You can tell the build worked successfully if you see something like this at the end of the output:

[INFO] ------------------------------------------------------------------------
[INFO] BUILD SUCCESS
[INFO] ------------------------------------------------------------------------
[INFO] Total time:  24.344 s
[INFO] Finished at: 2023-01-18T14:37:24-06:00
[INFO] ------------------------------------------------------------------------

It's always good to ensure you can successfully run the CLI from the current master branch before making changes locally.

Running Builds

Running mvn clean install will build your local code and package the CLI archive as liquibase-dist/target/liquibase-0-SNAPSHOT.tar.gz.

Running the CLI

Untarring this file will get you a complete "liquibase home" directory which you can use like any other release distribution for running your local code.

Tip

Windows users can use 7-Zip to extract the liquibase-0-SNAPSHOT.tar.gz file.

Running Maven Dependency or Plugin

mvn clean install will also install both liquibase-core and liquibase-maven-plugin to your local Maven cache as version 0-SNAPSHOT which allows you to use your newly built version as a project dependency or plugin. To use it in a test project, update the reference to use <version>0-SNAPSHOT</version> like:

<dependency>
    <groupId>org.liquibase</groupId>
    <artifactId>liquibase-maven-plugin</artifactId>
    <version>0-SNAPSHOT</version>
</dependency>

or

<plugin>
    <groupId>org.liquibase</groupId>
    <artifactId>liquibase-maven-plugin</artifactId>
    <version>0-SNAPSHOT</version>
    <!-- ... additional settings ... -->
</plugin>

IDE Setup

The "Minimal Setup" section builds and tests your local branch, but generally you will want to use an IDE like VS Code, IntelliJ IDEA, or your own favorite environment.

Project Configuration

Both IDEs allow you to import the pom.xml file in the base of the repository as your "project". This keeps the libraries and build logic the IDE uses in sync with what is defined in the canonical pom.xml that Maven and the CI process uses.
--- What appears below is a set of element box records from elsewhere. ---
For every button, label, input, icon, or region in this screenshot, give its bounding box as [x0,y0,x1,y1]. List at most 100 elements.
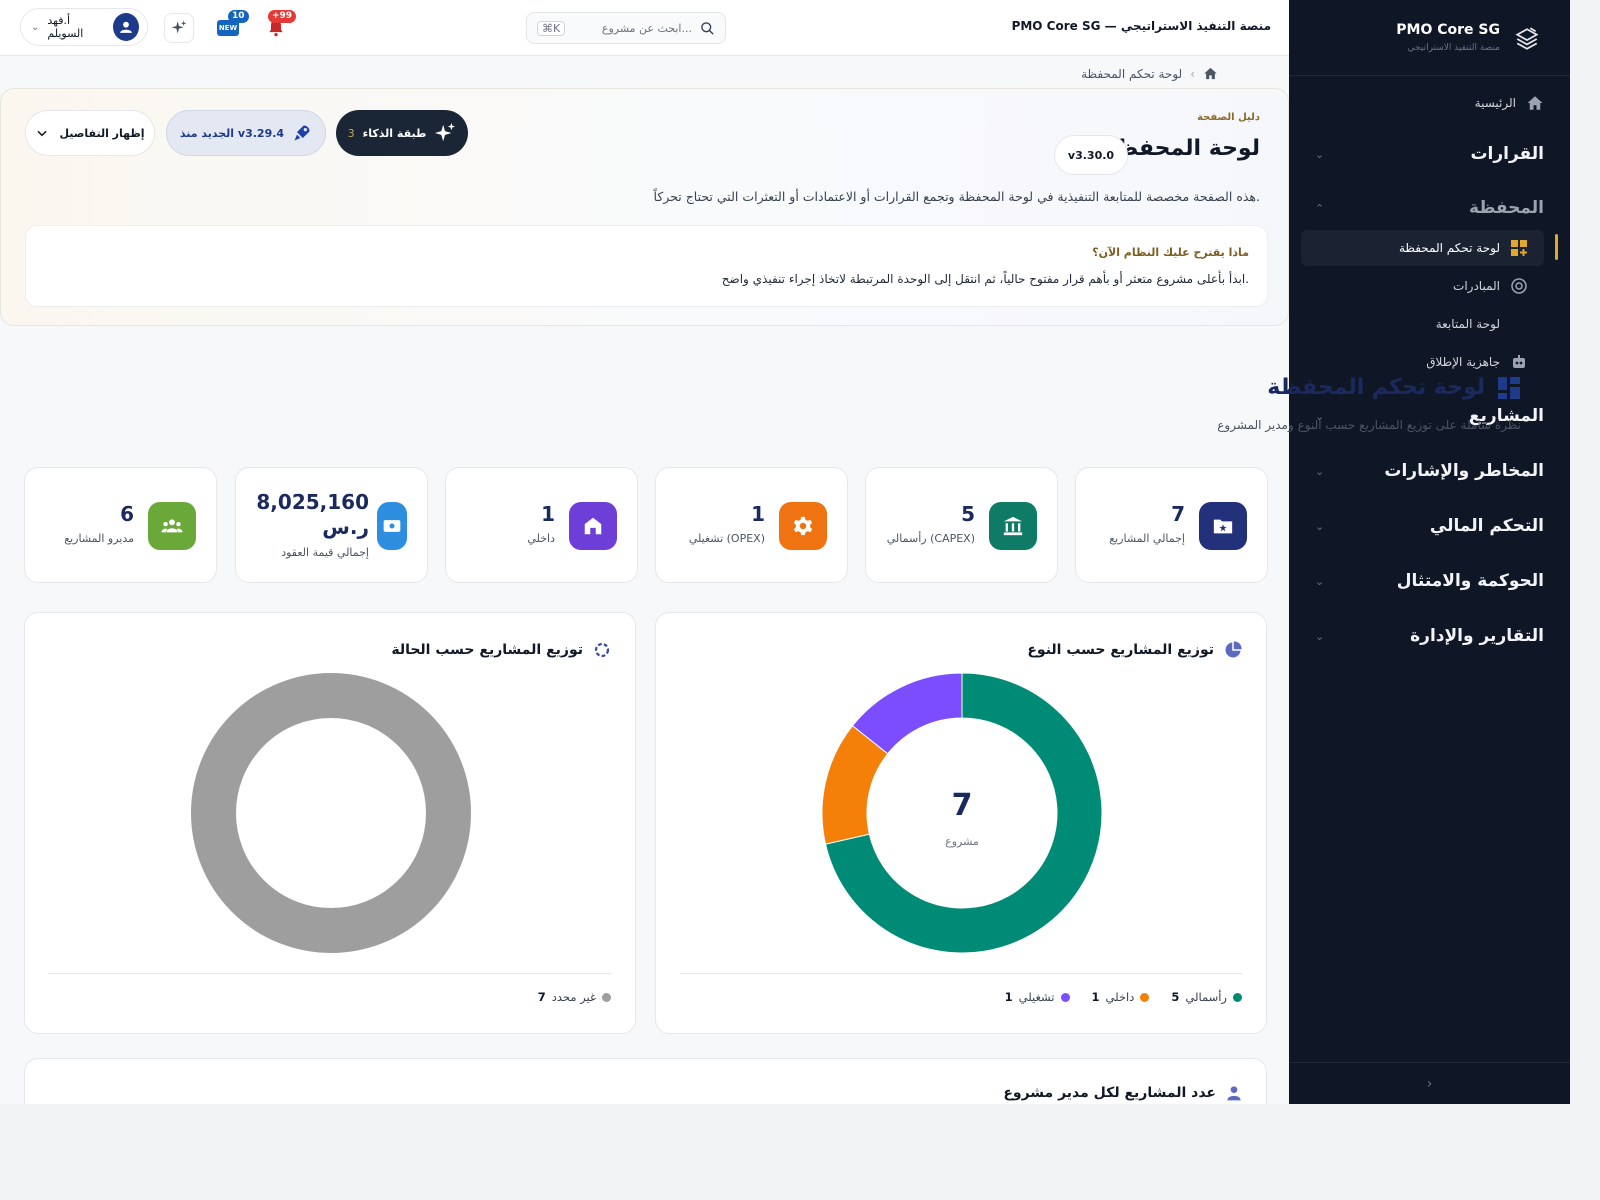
people-icon [148,502,196,550]
show-details-button[interactable]: إظهار التفاصيل [25,110,155,156]
kpi-card-internal: 1 داخلي [445,467,638,583]
sidebar-collapse-button[interactable]: › [1289,1062,1570,1104]
ai-layer-button[interactable]: طبقة الذكاء 3 [336,110,468,156]
nav-group-finance[interactable]: التحكم المالي ⌄ [1315,512,1544,540]
topbar: PMO Core SG — منصة التنفيذ الاستراتيجي ا… [0,0,1289,56]
breadcrumb: ‹ لوحة تحكم المحفظة [1081,66,1218,81]
nav-group-label: التقارير والإدارة [1410,626,1544,646]
donut-chart-by-type: 7 مشروع [821,672,1103,954]
search-placeholder: ابحث عن مشروع... [601,21,692,35]
kpi-card-contract-value: 8,025,160 ر.س إجمالي قيمة العقود [235,467,428,583]
section-title-text: لوحة تحكم المحفظة [1267,375,1485,400]
legend-item[interactable]: غير محدد 7 [538,990,611,1004]
dashboard-icon [1510,239,1528,257]
nav-group-reports[interactable]: التقارير والإدارة ⌄ [1315,622,1544,650]
search-box[interactable]: ابحث عن مشروع... ⌘K [526,12,726,44]
selection-indicator [1555,234,1558,260]
nav-item-initiatives[interactable]: المبادرات [1301,268,1544,304]
home-icon [1527,96,1543,110]
pie-chart-icon [1225,641,1242,658]
blank-icon [1510,315,1528,333]
chart-legend: غير محدد 7 [49,973,611,1004]
chart-card-by-manager: عدد المشاريع لكل مدير مشروع [24,1058,1267,1104]
nav-home-label: الرئيسية [1474,96,1516,110]
chevron-down-icon: ⌄ [1315,574,1325,588]
ai-layer-count: 3 [347,126,355,140]
user-icon [120,21,132,33]
sparkles-icon [435,122,456,142]
notifications-badge: +99 [268,10,297,23]
chevron-down-icon: ⌄ [1315,147,1325,161]
loading-circle-icon [594,642,610,658]
nav-home[interactable]: الرئيسية [1475,92,1544,114]
legend-label: غير محدد [551,990,596,1004]
bank-icon [989,502,1037,550]
chart-card-by-status: توزيع المشاريع حسب الحالة غير محدد 7 [24,612,636,1034]
notifications-button[interactable]: +99 [262,10,297,42]
legend-value: 7 [537,990,546,1004]
avatar [113,13,139,41]
gear-icon [779,502,827,550]
legend-label: تشغيلي [1018,990,1055,1004]
kpi-label: إجمالي المشاريع [1109,532,1185,545]
legend-value: 5 [1171,990,1180,1004]
legend-dot [1233,992,1242,1002]
house-icon [569,502,617,550]
chart-title: توزيع المشاريع حسب الحالة [391,641,611,659]
nav-item-label: لوحة المتابعة [1435,317,1500,331]
whats-new-button[interactable]: NEW 10 [214,10,249,42]
page-guide-panel: دليل الصفحة لوحة المحفظة v3.30.0 هذه الص… [0,88,1289,326]
section-subtitle: نظرة شاملة على توزيع المشاريع حسب النوع … [1217,418,1521,432]
nav-group-decisions[interactable]: القرارات ⌄ [1315,140,1544,168]
user-menu[interactable]: أ.فهد السويلم ⌄ [20,8,148,46]
chart-title-text: عدد المشاريع لكل مدير مشروع [1003,1085,1216,1101]
legend-item[interactable]: رأسمالي 5 [1171,990,1242,1004]
nav-item-followup[interactable]: لوحة المتابعة [1301,306,1544,342]
brand-subtitle: منصة التنفيذ الاستراتيجي [1407,43,1500,53]
donut-slice-1[interactable] [191,673,471,953]
chevron-right-icon: › [1426,1075,1433,1092]
kpi-card-opex: 1 تشغيلي (OPEX) [655,467,848,583]
kpi-value-amount: 8,025,160 [256,490,369,514]
money-icon [377,502,407,550]
ai-assistant-button[interactable] [164,13,194,43]
nav-group-governance[interactable]: الحوكمة والامتثال ⌄ [1315,567,1544,595]
home-icon[interactable] [1203,66,1218,81]
show-details-label: إظهار التفاصيل [59,126,145,140]
legend-label: رأسمالي [1185,990,1227,1004]
initiatives-icon [1510,277,1528,295]
kpi-value: 1 [541,502,555,526]
chart-title-text: توزيع المشاريع حسب الحالة [391,642,583,658]
nav-group-label: المحفظة [1469,198,1544,218]
chevron-down-icon [37,130,48,137]
nav-group-label: المخاطر والإشارات [1384,461,1544,481]
nav-group-portfolio[interactable]: المحفظة ⌃ [1315,194,1544,222]
layers-logo-icon [1515,27,1539,50]
nav-item-label: جاهزية الإطلاق [1426,355,1500,369]
nav-item-portfolio-dashboard[interactable]: لوحة تحكم المحفظة [1301,230,1544,266]
robot-icon [1510,353,1528,371]
donut-chart-by-status [191,673,471,953]
legend-value: 1 [1004,990,1013,1004]
rocket-icon [294,125,310,141]
legend-dot [1060,992,1070,1002]
nav-group-label: القرارات [1470,144,1544,164]
chart-title-text: توزيع المشاريع حسب النوع [1027,642,1214,658]
breadcrumb-current: لوحة تحكم المحفظة [1081,66,1183,81]
whats-new-since-label: الجديد منذ v3.29.4 [179,126,285,140]
nav-item-label: المبادرات [1453,279,1500,293]
donut-center-value: 7 [952,788,973,823]
chart-title: توزيع المشاريع حسب النوع [1027,641,1242,659]
chevron-down-icon: ⌄ [1315,629,1325,643]
user-icon [1227,1086,1241,1101]
whats-new-since-button[interactable]: الجديد منذ v3.29.4 [166,110,326,156]
nav-group-risks[interactable]: المخاطر والإشارات ⌄ [1315,457,1544,485]
legend-item[interactable]: تشغيلي 1 [1005,990,1070,1004]
kpi-value-currency: ر.س [322,515,369,539]
chevron-up-icon: ⌃ [1315,201,1325,215]
version-badge: v3.30.0 [1054,135,1128,175]
kpi-label: مديرو المشاريع [64,532,134,545]
kpi-label: إجمالي قيمة العقود [281,546,369,559]
legend-label: داخلي [1105,990,1135,1004]
legend-item[interactable]: داخلي 1 [1092,990,1150,1004]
Running the CLI In Your IDE

The maven-built package listed above works, but it's not the most efficient way of working. The build process takes a while, and it's difficult to enable debug support. Instead, when using an IDE with more "native" support for running classes, you can run the CLI class more directly.

Exactly how you configure your IDE to run the CLI depends on the IDE version you are using, but the general process is to create a new "Run Configuration" with the following settings:

  • Class to run: liquibase.integration.commandline.LiquibaseLauncher
  • Module Classpath: liquibase-cli
  • Environment Variable: LIQUIBASE_HOME=<PATH_TO_A_LIQUIBASE_HOME>
  • Environment Variable: LIQUIBASE_LAUNCHER_PARENT_CLASSLOADER=thread
  • Working Directory: <PATH_TO_A_LIQUIBASE_HOME>
  • Program Arguments: Whatever you are looking to test

Both the LIQUIBASE_HOME and working directory should be set to a directory where you installed a previous version of Liquibase as a starting point. When Liquibase runs, it will use the jars in lib and internal/lib so you can add any needed drivers or extensions to those directories like you would in a production build.

Note

The LIQUIBASE_LAUNCHER_PARENT_CLASSLOADER=thread environment variable tells Liquibase to use the "liquibase-core.jar" from your project NOT the one in internal/lib.

Your run configuration should allow you to successfully run Liquibase in either regular mode or debug mode.

Next Steps

Now that your local environment is set up, you can start making the changes you would like.